En el verano austral de 1988, Sídney acogió un evento que marcaría para siempre la historia de uno de los deportes de equipo de más rápido crecimiento en el mundo: el primer Campeonato Mundial de Touch Rugby. Lo que comenzó como una competición modesta entre pocas naciones se convertiría, con el paso de los años, en el referente absoluto del touch rugby internacional.
El contexto: un deporte en busca de reconocimiento
Para entender la importancia del primer Mundial de 1988, hay que situarlo en el contexto del desarrollo del touch rugby hasta ese momento. El deporte había crecido en Australia a lo largo de las décadas anteriores, pasando de ser una actividad recreativa y de entrenamiento para jugadores de rugby union y rugby league a convertirse en un deporte con reglas propias, ligas organizadas y una creciente base de practicantes.
La Australian Touch Association, fundada en 1978, había sido el motor de este proceso de institucionalización. Hacia finales de los años ochenta, el deporte contaba ya con una estructura lo suficientemente sólida como para pensar en dar el paso al ámbito internacional: la organización de un campeonato del mundo que pusiera al touch rugby en el mapa global.
Las naciones participantes
El torneo de 1988 reunió a un grupo de naciones limitado, pero representativo del mundo del touch rugby de la época. Australia, como país anfitrión y origen del deporte moderno, era la gran favorita. Nueva Zelanda, con una fuerte tradición en todos los deportes derivados del rugby, era el principal rival. Papúa Nueva Guinea y otras naciones del Pacífico también estuvieron presentes en esta primera edición.
La participación estaba lejos de la amplitud que alcanzarían los mundiales posteriores —el torneo de 2019 en Kuala Lumpur reunió a más de 30 naciones y más de 2.000 jugadores—, pero fue suficiente para establecer el precedente de lo que debía ser la máxima competición del deporte.
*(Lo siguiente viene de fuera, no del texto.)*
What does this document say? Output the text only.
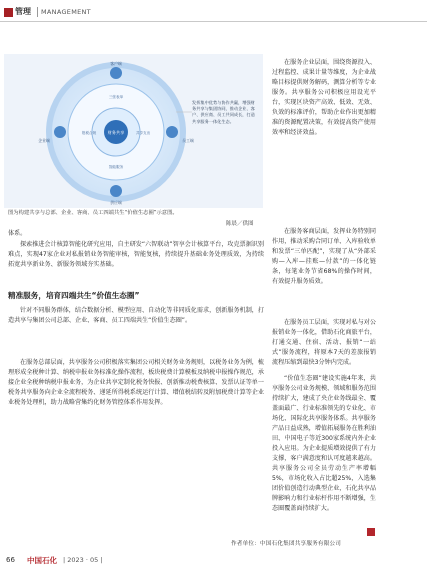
管理 MANAGEMENT
财务共享
客户端
企业端	员工端
供应端
三张表单
报税合规	共享支出
智能服务
发挥集中优势与协作共赢，增强财务共享与集团协同，推动企业、客户、供应商、员工共同成长，打造共享服务一体化生态。
图为构建共享与总部、企业、客商、员工四端共生“价值生态圈”示意图。
陈晨／供图
体系。
探索推进会计核算智能化研究应用，自主研发“六智联动”智享会计核算平台，攻克票据识别难点，实现47家企业对私报销业务智能审核，智能复核，持续提升基础业务处理质效，为持续拓宽共享新业务、新服务领域夯实基础。
精准服务，培育四端共生“价值生态圈”
针对不同服务群体，结合数据分析、模型应用、自动化等非同质化需求，创新服务机制，打造共享与集团公司总部、企业、客商、员工四端共生“价值生态圈”。
在服务总部层面，共享服务公司积极落实集团公司相关财务业务规则，以税务业务为例，梳理形成全税种计算、纳税申报业务标准化操作流程，板块税费计算模板及纳税申报操作规范，承接企业全税种纳税申报业务，为企业共享定制化税务快报、创新推动税费核算、发票认证等单一税务共享服务向企业全流程税务、递延所得税系统运行计算、增值税结转及附加税费计算等企业业税务处理机，助力战略营集约化财务管控体系作用发挥。
在服务企业层面，围绕资源投入、过程监控、成果计量等维度，为企业战略目标提供财务解码，测算分析等专业服务。共享服务公司积极应用设光平台，实现区块资产高效、低效、无效、负效的标准评价，帮助企业作出更加精准的资源配置决策，有效提高资产使用效率和经济效益。
在服务客商层面，发挥业务特别同作用，推动采购合同订单、入库验收单和发票“三单匹配”，实现了从“外部采购—入库—挂账—付款”的一体化链条，每笔业务节省68%的操作时间，有效提升服务质效。
在服务员工层面，实现对私与对公报销业务一体化，借助石化商旅平台，打通交通、住宿、活动、报销“一站式”服务流程，将原本7天的差旅报销流程压缩到最快3分钟内完成。
“价值生态圈”建设实施4年来，共享服务公司业务规模、领域和服务范围持续扩大，建成了央企业务线最全、覆盖面最广、行业标准领先的专业化、市场化、国际化共享服务体系。共享服务产品日益成熟，增值拓展服务在胜利油田、中国电子等近300家系统内外企业投入应用。为企业提质增效提供了有力支撑，客户满意度和认可度越来越高。共享服务公司全员劳动生产率增幅5%，市场化收入占比超25%，入选集团价值创造行动典型企业，石化共享品牌影响力和行业标杆作用不断增强，生态圈覆盖面持续扩大。
作者单位：中国石化集团共享服务有限公司
66 中国石化 | 2023 · 05 |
Australia, primer campeón del mundo
Sobre las canchas de Sídney, Australia demostró ser el equipo más completo y ganó el primer título mundial en la categoría senior masculina. La victoria en casa, ante el público australiano, tuvo un valor simbólico enorme: confirmaba que el país que había desarrollado y exportado el touch rugby era también su mejor exponente en el nivel más alto de la competición.
La selección australiana mostró en ese primer torneo las características que la han definido durante décadas: velocidad, precisión en el pase, coordinación táctica y una intensidad defensiva que sus rivales tenían dificultades para sostener durante los 40 minutos de juego.
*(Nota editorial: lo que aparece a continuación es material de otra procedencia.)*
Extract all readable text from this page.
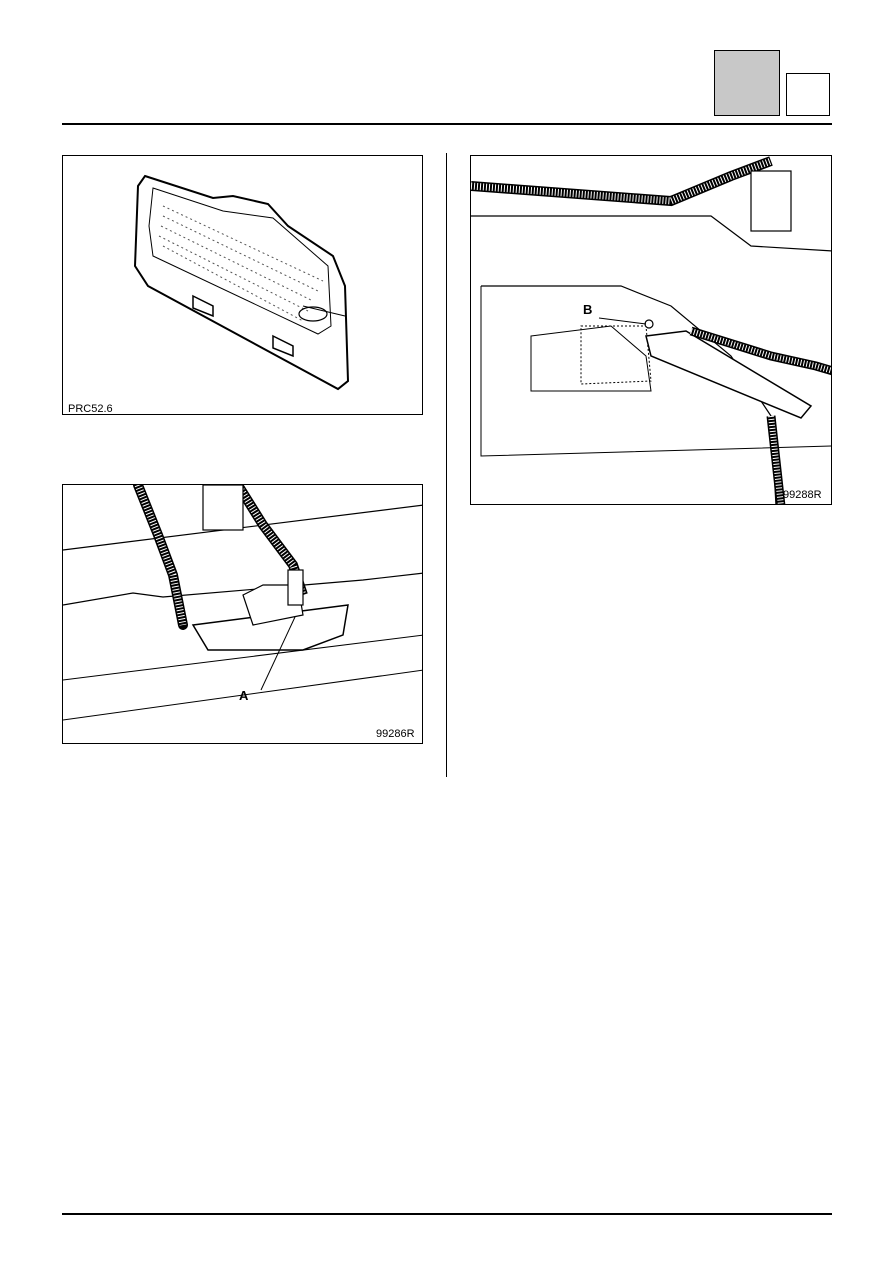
PRC52.6
A
99286R
B
99288R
El legado del torneo inaugural
La celebración del primer Campeonato Mundial de Touch Rugby en 1988 fue el punto de inflexión que transformó el deporte de actividad regional a fenómeno internacional. A partir de ese año, las naciones comenzaron a organizar sus federaciones nacionales con la vista puesta en los mundiales venideros, y la Federación Internacional de Touch (FIT) encontró en el torneo su razón de ser más visible.
Cada edición posterior del Mundial amplió el número de participantes, el número de categorías disputadas y la proyección mediática del evento. El torneo de 1988 no fue solo una competición deportiva: fue el acto fundacional de un movimiento global que hoy agrupa a más de 60 países afiliados y a millones de practicantes en todos los continentes.
Las ediciones posteriores
Tras 1988, el Campeonato Mundial se celebró en distintas sedes: Australia volvió a organizar varias ediciones, pero el torneo también viajó a destinos como Irlanda y Malasia, reflejando el crecimiento del deporte fuera de su cuna australiana. En cada edición, la rivalidad entre Australia y Nueva Zelanda ha sido el hilo conductor de la competición, con ambas naciones disputando las finales más importantes del torneo.